Biventricular interplay determined by three dimensional speckle tracking in pulmonary embolism

Abstract

Background: To address the question if submassive pulmonary embolism with impairment of right ventricular (RV) function may also influence left ventricular (LV) function and especially LV rotational mehanics and segmental function three dimensional speckle tracking imaging (3D-STI) was investigated in submassive pulmonary embolism. Methods: In 15 patients with submassive pulmonary embolism (PE) and 20 healthy volunteers three dimensional speckle tracking echocardiography and standard 2D echocardiography was performed (Artida, Toshiba, Japan). Analysis of parameters of RV geometry (sphericity-index: RVSI = longitudinal-axis length/ short-axis width), function (RV fractional area change: RV-FAC and tricuspid annular plane systolic excursion: TAPSE) and pressure overload (right ventricular systolic pressure: RVSP) as well as LV rotation and peak strains (PS) of longitudinal (LS) and circumferential (CS) strain were assessed offline. Systolic dyssynchrony (SDI) was defined as standard deviation of mean from time to PS and corrected for R-R' interval. Results: RV function was reduced by 25% (RV-FAC) and RV geometry as indicated by a mean diastolic RVSI of 1.13 was altered in the PE group compared with control subjects (p< 0.05). Global systolic LV strains and LV ejection fraction were significantly reduced (p< 0.01) in PE, whereas LV lateral wall LS and CS were less affected.

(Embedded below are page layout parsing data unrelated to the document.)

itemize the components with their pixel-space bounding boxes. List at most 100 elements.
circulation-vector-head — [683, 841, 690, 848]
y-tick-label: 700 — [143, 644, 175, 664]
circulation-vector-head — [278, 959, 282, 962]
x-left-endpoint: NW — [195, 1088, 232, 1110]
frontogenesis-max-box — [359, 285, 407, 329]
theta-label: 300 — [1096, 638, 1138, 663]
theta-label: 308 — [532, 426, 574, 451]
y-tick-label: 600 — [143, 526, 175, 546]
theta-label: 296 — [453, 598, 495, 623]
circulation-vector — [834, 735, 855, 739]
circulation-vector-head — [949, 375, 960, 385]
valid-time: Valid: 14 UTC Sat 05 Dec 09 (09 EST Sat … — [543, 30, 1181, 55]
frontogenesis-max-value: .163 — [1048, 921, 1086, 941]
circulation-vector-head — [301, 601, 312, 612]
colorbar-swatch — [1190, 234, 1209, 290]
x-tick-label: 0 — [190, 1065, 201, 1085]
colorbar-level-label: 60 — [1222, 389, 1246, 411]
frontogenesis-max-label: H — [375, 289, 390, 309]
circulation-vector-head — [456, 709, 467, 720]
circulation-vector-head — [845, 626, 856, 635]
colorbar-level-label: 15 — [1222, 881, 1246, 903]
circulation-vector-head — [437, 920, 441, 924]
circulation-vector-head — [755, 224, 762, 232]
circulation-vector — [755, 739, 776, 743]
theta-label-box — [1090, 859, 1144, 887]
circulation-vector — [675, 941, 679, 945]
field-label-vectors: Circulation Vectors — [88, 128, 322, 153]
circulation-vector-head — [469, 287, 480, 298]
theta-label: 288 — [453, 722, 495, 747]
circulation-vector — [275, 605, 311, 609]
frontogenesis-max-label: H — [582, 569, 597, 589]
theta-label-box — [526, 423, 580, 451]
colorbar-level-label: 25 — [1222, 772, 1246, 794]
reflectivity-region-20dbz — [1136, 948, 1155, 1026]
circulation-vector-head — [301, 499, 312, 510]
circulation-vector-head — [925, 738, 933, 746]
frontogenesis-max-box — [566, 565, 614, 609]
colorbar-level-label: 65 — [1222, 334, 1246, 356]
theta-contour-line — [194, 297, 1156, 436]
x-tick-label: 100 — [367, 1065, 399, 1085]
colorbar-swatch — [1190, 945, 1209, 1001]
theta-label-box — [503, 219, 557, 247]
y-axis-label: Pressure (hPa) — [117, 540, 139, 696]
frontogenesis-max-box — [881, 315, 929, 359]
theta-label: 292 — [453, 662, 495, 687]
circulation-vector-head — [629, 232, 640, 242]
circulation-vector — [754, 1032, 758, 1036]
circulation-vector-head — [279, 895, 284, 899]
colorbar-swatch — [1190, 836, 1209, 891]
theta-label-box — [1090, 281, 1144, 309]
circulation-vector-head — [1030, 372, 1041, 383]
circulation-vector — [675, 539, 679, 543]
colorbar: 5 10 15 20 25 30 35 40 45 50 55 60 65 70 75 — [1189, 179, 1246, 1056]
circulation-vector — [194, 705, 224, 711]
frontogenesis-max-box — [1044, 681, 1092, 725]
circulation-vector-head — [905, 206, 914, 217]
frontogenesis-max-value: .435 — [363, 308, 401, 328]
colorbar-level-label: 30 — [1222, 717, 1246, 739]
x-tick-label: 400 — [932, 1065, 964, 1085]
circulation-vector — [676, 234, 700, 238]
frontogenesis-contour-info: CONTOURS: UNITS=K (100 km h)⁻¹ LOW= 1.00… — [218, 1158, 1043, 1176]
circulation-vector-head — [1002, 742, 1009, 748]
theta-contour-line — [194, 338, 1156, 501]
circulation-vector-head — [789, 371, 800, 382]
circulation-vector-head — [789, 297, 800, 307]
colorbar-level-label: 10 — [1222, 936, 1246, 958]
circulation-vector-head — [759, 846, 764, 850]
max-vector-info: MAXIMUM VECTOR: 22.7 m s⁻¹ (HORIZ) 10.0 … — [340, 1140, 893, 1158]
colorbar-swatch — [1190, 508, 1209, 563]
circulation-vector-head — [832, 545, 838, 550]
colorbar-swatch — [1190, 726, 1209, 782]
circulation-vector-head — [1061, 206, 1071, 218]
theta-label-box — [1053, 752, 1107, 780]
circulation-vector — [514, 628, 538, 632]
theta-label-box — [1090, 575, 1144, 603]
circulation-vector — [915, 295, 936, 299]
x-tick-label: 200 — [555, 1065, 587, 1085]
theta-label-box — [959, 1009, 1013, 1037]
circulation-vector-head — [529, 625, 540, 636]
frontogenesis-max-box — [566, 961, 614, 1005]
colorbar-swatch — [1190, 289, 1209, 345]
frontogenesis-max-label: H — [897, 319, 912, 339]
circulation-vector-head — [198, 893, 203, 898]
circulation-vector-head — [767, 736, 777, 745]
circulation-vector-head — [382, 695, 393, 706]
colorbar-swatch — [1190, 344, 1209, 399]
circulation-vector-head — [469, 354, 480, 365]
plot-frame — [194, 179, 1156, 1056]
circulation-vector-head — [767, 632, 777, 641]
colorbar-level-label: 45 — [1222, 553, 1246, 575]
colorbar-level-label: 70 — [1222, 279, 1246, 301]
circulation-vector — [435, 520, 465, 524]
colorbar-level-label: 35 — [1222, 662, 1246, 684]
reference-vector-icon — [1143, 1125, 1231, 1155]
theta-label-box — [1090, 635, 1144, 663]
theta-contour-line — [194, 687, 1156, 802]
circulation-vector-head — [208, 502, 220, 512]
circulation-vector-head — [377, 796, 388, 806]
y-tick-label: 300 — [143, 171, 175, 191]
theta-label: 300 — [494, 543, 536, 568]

Interventricular LS, CS and global systolic LV rotations correlated with RVSP, systolic RVSI and RV-FAC (r= -0.72, r= -0.69, r= 0.71; for all p< 0.01). Systolic dyssynchrony of LV was higher in patients with PE compared to control persons, with a pronounced lateral wall delay (p< 0.05). Parameters of systolic dyssynchrony of LV showed significant correlation with RV function and geometry (r= 0.65 and r= 0.69; p< 0.01). Conclusions: Acute right ventricular pressure overload directly affects RV function and geometry. RV pressure overload further influences LV geometry, which impairs LV torsion and segmental LS and CS, more for the septal segments than for the free wall of the left ventricle. These findings imply that patients with submassive pulmonary embolism could be more in risk of clinical deterioration by reduced and altered LV function. This clinical relevant interplay of both ventricles may be a valuable parameter to define patients at very high risk. The mechanisms for this interesting interventricular interplay remains to be elucidated.